НЕЗНАКОМЕЦ (хохочет). Фрейд, доктор Фрейд, один из величайших умов всех времен и народов, доктор Фрейд просит у меня чуда!.. В кого прикажете мне превратиться, друг мой, в шакала, в солнце, в Зевса на небесном троне, в кровоточащего Христа на древе или в Пречистую Деву Марию в пещере? А я-то приберегал свои чудеса для глупцов…
ФРЕЙД (в бешенстве). Глупцы видят чудеса во всем, а провести ученого не так легко. Жаль, что Господь ни разу не явил какого-нибудь чуда в Сорбонне или в научной лаборатории.
НЕЗНАКОМЕЦ (с сарказмом).
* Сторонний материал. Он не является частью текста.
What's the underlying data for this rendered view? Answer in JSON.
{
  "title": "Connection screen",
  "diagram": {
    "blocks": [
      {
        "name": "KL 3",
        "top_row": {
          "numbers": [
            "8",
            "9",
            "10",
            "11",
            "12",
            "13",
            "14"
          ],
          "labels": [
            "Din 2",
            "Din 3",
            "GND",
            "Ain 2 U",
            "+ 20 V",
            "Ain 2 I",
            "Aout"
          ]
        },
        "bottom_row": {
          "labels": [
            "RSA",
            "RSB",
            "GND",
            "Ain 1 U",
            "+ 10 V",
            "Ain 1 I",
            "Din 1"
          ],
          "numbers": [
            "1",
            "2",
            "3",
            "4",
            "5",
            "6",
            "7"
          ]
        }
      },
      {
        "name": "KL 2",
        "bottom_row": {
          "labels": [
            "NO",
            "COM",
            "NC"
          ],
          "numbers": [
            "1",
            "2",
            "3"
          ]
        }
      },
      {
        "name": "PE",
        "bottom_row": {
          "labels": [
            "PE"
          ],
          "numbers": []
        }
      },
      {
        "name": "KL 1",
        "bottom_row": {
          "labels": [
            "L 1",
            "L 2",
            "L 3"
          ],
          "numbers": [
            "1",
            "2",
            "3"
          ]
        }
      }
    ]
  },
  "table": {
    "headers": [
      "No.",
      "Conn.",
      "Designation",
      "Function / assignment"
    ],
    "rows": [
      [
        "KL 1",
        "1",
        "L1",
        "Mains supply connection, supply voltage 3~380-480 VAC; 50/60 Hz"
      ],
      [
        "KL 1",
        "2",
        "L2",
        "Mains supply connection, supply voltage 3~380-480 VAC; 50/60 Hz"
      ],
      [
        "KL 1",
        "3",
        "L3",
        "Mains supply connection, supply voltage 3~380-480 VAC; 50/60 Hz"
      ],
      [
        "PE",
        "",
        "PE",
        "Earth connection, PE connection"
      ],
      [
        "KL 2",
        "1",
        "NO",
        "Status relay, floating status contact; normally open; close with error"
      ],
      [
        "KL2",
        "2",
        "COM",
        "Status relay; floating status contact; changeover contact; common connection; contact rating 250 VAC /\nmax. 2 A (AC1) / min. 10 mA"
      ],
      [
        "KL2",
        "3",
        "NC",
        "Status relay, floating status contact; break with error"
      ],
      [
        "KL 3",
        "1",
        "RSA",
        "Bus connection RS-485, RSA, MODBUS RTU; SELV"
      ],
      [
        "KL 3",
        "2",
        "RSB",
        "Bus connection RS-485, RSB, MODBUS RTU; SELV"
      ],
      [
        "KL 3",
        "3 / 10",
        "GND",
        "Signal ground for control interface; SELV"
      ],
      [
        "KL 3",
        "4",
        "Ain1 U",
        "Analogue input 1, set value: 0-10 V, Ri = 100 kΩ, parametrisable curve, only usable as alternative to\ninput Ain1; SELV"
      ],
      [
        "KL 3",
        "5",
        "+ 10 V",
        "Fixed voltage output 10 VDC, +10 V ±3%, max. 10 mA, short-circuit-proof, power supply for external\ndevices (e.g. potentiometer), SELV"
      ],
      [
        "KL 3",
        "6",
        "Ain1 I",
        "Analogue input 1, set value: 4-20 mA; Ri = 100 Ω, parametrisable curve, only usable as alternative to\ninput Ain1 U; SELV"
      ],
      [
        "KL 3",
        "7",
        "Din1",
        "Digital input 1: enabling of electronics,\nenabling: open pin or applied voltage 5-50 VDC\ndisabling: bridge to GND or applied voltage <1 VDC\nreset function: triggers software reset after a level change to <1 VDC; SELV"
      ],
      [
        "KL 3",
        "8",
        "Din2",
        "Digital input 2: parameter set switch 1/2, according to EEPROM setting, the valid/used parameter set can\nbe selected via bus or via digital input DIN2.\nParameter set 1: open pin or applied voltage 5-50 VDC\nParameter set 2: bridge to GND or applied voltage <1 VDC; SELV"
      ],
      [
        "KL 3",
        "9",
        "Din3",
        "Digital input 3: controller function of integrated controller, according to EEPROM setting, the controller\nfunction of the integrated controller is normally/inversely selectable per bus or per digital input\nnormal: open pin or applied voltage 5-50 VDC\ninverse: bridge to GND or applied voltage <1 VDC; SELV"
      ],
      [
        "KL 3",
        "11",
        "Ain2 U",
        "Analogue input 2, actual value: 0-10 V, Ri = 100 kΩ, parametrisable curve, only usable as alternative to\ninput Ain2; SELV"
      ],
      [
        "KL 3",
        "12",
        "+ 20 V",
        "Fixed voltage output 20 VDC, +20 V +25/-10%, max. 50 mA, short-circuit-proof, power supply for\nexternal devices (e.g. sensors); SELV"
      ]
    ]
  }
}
Если вы мне поверите, вот это будет чудо.
ФРЕЙД. Не можете? (Холодно.) Ну же, чудо!
НЕЗНАКОМЕЦ. Смешно! (Внезапно уступая.) Ну ладно! (Притворно размышляет.) Вы готовы? Будьте любезны, подержите мою трость.
Протягивает ФРЕЙДУ трость, тот инстинктивно берет ее. В тот же миг трость переворачивается и превращается в пышный букет цветов. ФРЕЙД изумлен, восхищен.
НЕЗНАКОМЕЦ, глядя на его реакцию, хохочет.
ФРЕЙД понимает фокус, видит всю нелепость своей просьбы и бросает букет на пол.
ФРЕЙД. Уходите немедленно! Вы не только мифоман, но еще и невротик с садистскими склонностями. Настоящий садист!
НЕЗНАКОМЕЦ не перестает смеяться и окончательно приводит ФРЕЙДА в ярость.
Да, надо быть садистом, чтобы нарочно выбрать эту страшную ночь! Воспользоваться моей слабостью!